Tiba-tiba pintu rumah terbuka secara paksa. Suara dobrakan itu membuat semua anggota Satu Darah menoleh ke arah pintu. Rama tergeletak berlumuran darah.
"Rama!" Noris berlari ke arah Rama. Ia mendengar suara gagak-gagak yang bernyanyi. Di tubuh Rama juga ada beberapa helai bulu gagak. Dengan cepat ia menutup pintu rumah.
"Noris ... yang satu ini berbahaya. Maaf, aku menempatkan kalian ke dalam masalah ...," gumam Rama lirih. "Bajingan yang satu ini ... mengepung Mantra, dari kemampuannya ... sepertinya dia ada di level Komandan."
"Rio, bantu!" teriak Noris. "Jangan banyak bicara Rama."
"Aku ini pembunuh, bukan pengobat," protes Rio acuh.
Alih-alih Rio, pria dengan sarung tangan putih yang akhirnya turun tangan. Ia menggendong Rama ke sofa. Sementara Noris membuat ramuan sihir penyembuh untuk Rama.
Arai menyeringai. Ia meremuk ponselnya hingga hancur, dan berjalan menuju pintu. Namun, pria buta menghentikan langkahnya. "Biar aku saja," tuturnya.
"Ini jatahku, Gerhana," ucap Arai.
"Dogma membunuh salah satu rekan bicaraku, seorang client yang gelisah terhadap masa depan bangsa ini. Ia gugur dalam perang, aku sedang marah, Arai."
Rakha mendekat ke arah mereka, ia menepuk pundak Arai sambil menggeleng. Arai membuang napas bersama dengan egonya, ia mengalah. Gerhana, Arai, Rakha, Rio, dan Khataka keluar rumah. Mereka berdiri di bawah gagak-gagak yang membentuk lingkaran di langit mengitari rumah mereka. Selain gagak, berdiri puluhan orang di depan rumah dengan senjata lengkap.
Arai menyeringai menatap jumlah lawan di hadapannya. "Nah, begini dong! Aku juga bisa ikut berpesta!"
Rakha melakukan pemanasan. Ia melepas dasi yang menggantung di kemejanya. "Peraturannya sederhana! Gerhana yang akan menghabisi Komandan musuh, kita berlomba untuk membunuh para cecunguk. Siapa yang membunuh paling banyak, maka dia yang menang."
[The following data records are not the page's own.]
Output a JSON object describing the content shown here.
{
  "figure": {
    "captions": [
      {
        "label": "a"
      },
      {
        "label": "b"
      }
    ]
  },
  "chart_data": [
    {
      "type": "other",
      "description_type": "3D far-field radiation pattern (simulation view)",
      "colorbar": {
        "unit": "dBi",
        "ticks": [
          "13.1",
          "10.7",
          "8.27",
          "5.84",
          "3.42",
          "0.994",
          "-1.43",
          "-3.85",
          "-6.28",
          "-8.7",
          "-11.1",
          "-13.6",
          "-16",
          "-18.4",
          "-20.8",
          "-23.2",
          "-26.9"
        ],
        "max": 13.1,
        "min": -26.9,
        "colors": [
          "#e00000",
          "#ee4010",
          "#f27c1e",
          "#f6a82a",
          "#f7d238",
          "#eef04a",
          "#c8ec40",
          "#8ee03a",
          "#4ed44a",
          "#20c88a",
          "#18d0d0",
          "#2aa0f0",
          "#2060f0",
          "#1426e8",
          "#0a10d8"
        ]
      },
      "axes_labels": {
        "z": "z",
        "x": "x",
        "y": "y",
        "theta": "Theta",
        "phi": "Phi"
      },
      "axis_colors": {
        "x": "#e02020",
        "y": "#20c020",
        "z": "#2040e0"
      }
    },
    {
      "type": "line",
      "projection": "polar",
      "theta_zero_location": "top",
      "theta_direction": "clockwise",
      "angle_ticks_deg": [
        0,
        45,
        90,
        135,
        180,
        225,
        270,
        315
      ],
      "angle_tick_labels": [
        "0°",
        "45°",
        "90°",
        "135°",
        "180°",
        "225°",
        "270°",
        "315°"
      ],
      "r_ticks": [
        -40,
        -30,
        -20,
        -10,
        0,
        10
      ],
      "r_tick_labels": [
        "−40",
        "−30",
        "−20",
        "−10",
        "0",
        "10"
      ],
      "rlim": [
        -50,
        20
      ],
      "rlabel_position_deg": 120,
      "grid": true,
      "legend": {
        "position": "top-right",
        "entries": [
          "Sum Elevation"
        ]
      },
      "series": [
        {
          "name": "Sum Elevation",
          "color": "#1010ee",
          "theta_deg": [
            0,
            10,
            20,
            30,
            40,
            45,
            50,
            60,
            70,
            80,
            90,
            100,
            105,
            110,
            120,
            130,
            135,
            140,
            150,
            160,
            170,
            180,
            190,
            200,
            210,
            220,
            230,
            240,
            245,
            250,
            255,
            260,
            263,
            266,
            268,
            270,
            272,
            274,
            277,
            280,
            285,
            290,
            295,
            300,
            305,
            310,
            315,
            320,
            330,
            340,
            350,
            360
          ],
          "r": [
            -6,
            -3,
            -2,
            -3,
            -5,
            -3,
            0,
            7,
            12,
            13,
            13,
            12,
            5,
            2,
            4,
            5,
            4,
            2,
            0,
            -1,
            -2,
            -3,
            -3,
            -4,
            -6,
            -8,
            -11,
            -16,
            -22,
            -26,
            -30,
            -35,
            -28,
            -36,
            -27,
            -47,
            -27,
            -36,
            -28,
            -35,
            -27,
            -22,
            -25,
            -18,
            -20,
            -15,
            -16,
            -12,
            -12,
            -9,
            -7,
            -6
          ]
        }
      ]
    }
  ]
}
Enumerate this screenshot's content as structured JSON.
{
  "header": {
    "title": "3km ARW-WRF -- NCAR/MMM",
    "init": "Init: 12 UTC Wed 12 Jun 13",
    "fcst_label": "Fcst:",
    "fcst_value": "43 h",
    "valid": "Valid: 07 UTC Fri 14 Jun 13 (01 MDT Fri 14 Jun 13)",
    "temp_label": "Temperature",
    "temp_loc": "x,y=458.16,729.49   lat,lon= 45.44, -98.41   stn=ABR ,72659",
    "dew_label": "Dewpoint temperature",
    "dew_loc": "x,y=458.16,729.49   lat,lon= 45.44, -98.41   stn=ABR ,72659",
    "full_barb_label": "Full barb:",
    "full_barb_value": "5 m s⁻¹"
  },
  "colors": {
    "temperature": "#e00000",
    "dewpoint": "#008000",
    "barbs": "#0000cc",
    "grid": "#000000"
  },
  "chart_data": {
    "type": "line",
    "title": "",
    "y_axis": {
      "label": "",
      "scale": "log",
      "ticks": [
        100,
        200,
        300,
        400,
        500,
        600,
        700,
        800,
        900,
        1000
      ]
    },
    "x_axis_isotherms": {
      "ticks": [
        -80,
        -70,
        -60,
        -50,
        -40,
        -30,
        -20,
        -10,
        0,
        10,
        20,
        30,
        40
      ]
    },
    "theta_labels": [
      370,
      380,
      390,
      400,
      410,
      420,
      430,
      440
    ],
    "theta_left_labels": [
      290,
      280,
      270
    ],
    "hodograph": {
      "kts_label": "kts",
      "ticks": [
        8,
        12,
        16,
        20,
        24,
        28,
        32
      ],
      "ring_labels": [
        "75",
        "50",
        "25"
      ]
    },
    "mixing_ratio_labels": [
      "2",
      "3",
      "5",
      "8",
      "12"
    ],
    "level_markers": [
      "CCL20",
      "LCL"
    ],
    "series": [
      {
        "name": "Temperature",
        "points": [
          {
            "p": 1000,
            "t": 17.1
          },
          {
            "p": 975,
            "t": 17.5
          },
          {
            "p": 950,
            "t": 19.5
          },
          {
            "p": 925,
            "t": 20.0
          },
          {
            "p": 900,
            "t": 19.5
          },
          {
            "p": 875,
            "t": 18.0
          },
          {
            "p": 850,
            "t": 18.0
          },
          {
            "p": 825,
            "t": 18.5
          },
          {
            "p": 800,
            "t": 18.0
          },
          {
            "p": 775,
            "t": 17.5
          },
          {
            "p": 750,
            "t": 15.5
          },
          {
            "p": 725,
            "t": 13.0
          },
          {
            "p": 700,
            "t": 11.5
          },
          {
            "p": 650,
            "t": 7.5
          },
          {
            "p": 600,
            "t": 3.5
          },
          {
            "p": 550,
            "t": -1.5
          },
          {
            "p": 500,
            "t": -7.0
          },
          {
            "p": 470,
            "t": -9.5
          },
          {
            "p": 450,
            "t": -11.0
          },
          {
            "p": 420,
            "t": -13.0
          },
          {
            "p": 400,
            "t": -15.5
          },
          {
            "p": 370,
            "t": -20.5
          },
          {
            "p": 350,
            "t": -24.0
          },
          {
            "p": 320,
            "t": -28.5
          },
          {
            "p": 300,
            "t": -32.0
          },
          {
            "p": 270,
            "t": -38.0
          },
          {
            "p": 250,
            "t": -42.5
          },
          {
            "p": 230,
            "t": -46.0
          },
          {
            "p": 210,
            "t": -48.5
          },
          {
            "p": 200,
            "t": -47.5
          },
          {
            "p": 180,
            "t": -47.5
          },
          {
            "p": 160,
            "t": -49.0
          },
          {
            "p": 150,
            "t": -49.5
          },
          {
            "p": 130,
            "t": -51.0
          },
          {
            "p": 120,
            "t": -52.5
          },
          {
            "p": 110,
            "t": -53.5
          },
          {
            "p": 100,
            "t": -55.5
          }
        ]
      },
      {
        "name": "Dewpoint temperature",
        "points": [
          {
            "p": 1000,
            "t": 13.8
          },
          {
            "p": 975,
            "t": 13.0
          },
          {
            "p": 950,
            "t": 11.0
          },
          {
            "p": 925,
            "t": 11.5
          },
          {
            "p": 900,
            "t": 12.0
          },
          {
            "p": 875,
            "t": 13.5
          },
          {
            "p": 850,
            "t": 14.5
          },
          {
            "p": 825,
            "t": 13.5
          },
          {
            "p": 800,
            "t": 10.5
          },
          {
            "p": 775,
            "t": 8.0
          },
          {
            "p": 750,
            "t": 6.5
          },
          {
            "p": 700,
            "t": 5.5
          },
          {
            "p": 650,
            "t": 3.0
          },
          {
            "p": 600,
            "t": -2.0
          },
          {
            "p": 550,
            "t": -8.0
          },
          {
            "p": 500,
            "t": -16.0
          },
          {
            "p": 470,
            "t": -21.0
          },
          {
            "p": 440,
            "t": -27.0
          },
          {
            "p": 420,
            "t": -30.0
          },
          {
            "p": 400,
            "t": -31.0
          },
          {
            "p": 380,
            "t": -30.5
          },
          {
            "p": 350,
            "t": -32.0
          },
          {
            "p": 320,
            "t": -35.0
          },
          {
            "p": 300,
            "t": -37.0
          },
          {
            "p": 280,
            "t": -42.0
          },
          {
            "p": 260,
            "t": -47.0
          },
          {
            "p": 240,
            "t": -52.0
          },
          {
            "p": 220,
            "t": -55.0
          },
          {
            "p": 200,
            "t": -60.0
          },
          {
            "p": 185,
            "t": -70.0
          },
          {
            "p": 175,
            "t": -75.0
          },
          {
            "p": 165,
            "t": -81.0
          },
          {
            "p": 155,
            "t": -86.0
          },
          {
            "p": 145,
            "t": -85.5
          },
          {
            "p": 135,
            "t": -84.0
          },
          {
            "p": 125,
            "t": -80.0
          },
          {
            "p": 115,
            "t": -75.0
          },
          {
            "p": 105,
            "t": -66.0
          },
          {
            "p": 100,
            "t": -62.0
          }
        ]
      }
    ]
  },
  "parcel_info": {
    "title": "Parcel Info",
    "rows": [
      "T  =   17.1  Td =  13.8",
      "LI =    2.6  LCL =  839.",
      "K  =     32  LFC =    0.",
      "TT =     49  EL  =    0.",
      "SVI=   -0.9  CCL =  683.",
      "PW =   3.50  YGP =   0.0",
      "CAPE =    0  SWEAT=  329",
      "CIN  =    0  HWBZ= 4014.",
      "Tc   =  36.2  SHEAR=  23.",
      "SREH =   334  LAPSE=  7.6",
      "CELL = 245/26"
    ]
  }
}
"Bagaimana jika Gerhana kalah?" tanya Rio.
"Kita berlomba memenggal kepala Komandannya," balas Rakha.
Rio menyeringai. "Kau dengar itu? Ingin bertukar tempat? Apa kau ingin bangkit, Mertolulut? Kita harus menang, tapi jangan bunuh Komandan mereka sebelum Gerhana kalah." Setelah ucapan itu, Rio yang selalu riang seperti anjing gila, tiba-tiba terdiam tanpa ekspresi. "Baiklah Singonegoro, aku yang ambil alih mulai dari sini," ucapnya lagi dengan nada datar tanpa ekspresi.